The city has four notable pots of money to manage, three of which get sales tax money:
- The general fund. The first penny of sales tax goes here, plus money from property taxes and other smaller sources. This fund pays for the operation of the city, the largest portion of which is employees, but also includes street maintenance and other needs.
- The capital program is funded with the second penny of city sales tax and is used for infrastructure and buildings.
- The entertainment tax is the third penny of city sales tax but it is only collected on prepared meals, alcoholic beverages, concerts and other events. This smaller fund pays for the operation of city-owned venues such as the Premier Center, the Washington Pavilion and the Orpheum Theatre.
- The enterprise funds. These are self-sustaining services that are paid for with money from the users, such public parking, the landfill and water.
Taken together, the city manages about $645 million in those four pots. It’s the general fund — with a budget of about $219 million last year — which has been the subject of most of the attention in recent weeks.

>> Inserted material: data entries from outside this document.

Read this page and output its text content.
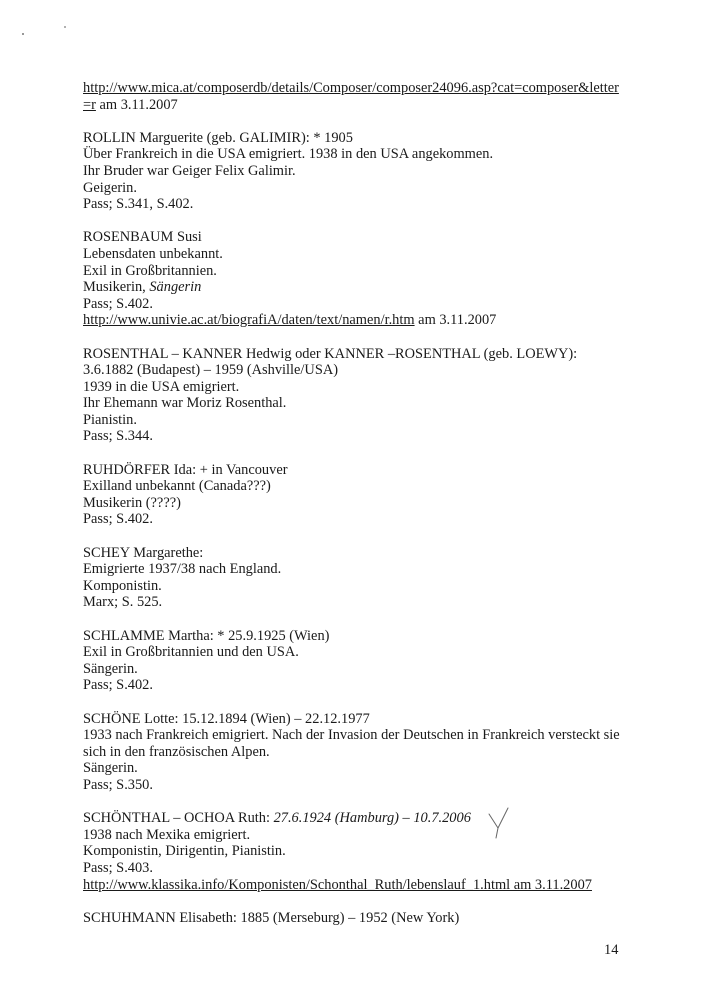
http://www.mica.at/composerdb/details/Composer/composer24096.asp?cat=composer&letter
=r am 3.11.2007
ROLLIN Marguerite (geb. GALIMIR): * 1905
Über Frankreich in die USA emigriert. 1938 in den USA angekommen.
Ihr Bruder war Geiger Felix Galimir.
Geigerin.
Pass; S.341, S.402.
ROSENBAUM Susi
Lebensdaten unbekannt.
Exil in Großbritannien.
Musikerin, Sängerin
Pass; S.402.
http://www.univie.ac.at/biografiA/daten/text/namen/r.htm am 3.11.2007
ROSENTHAL – KANNER Hedwig oder KANNER –ROSENTHAL (geb. LOEWY):
3.6.1882 (Budapest) – 1959 (Ashville/USA)
1939 in die USA emigriert.
Ihr Ehemann war Moriz Rosenthal.
Pianistin.
Pass; S.344.
RUHDÖRFER Ida: + in Vancouver
Exilland unbekannt (Canada???)
Musikerin (????)
Pass; S.402.
SCHEY Margarethe:
Emigrierte 1937/38 nach England.
Komponistin.
Marx; S. 525.
SCHLAMME Martha: * 25.9.1925 (Wien)
Exil in Großbritannien und den USA.
Sängerin.
Pass; S.402.
SCHÖNE Lotte: 15.12.1894 (Wien) – 22.12.1977
1933 nach Frankreich emigriert. Nach der Invasion der Deutschen in Frankreich versteckt sie
sich in den französischen Alpen.
Sängerin.
Pass; S.350.
SCHÖNTHAL – OCHOA Ruth: 27.6.1924 (Hamburg) – 10.7.2006
1938 nach Mexika emigriert.
Komponistin, Dirigentin, Pianistin.
Pass; S.403.
http://www.klassika.info/Komponisten/Schonthal_Ruth/lebenslauf_1.html am 3.11.2007
SCHUHMANN Elisabeth: 1885 (Merseburg) – 1952 (New York)
14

Pritchett’s words of caution notwithstanding, the large amount of money sitting in the general fund reserve does attract attention.
Sales tax revenue fell during the depths of the pandemic and then exploded in 2021 before leveling off to about 12% last year. That has made forecasting difficult but a 37% reserve is concerning, City Councilor Greg Neitzert said recently.
“You can’t extrapolate anything from the past couple of years,” he said. “That being said, at some point you feel like we are just stockpiling cash. We are way over our reserve target. At what point do we have to act and do something?”
Pritchett said that revenues, even at the roughly 4.6% increase of the first three months of 2023, are still trailing inflation. That, plus the fact that cost for public projects is often well above that general inflation level, suggest that level of reserves is a prudent approach.
“It won’t be double digits again,” he said of the 2023 sales tax projections.
The monthly report includes other notable updates on the Sioux Falls economy, including:
- The unemployment rate for the metropolitan area ticked up to 2.3% in February from historic lows of 1.9% in January. About 900 more people were in the labor force in February, while the number of positions rose about 220.
- The value of building permits is down 28% compared to the white-hot levels of 2022. In the first three months of the year, $270.3 million in permits were issued compared to $376.2 million last year.
- Overall expenditures from the general fund are up, driven in large part by spending for highways and streets. That’s driven primarily by extra money needed for snow removal and winter patching. The city has spent 24% of this year’s general fund budget in the first three months, compared to 21% at this time last year.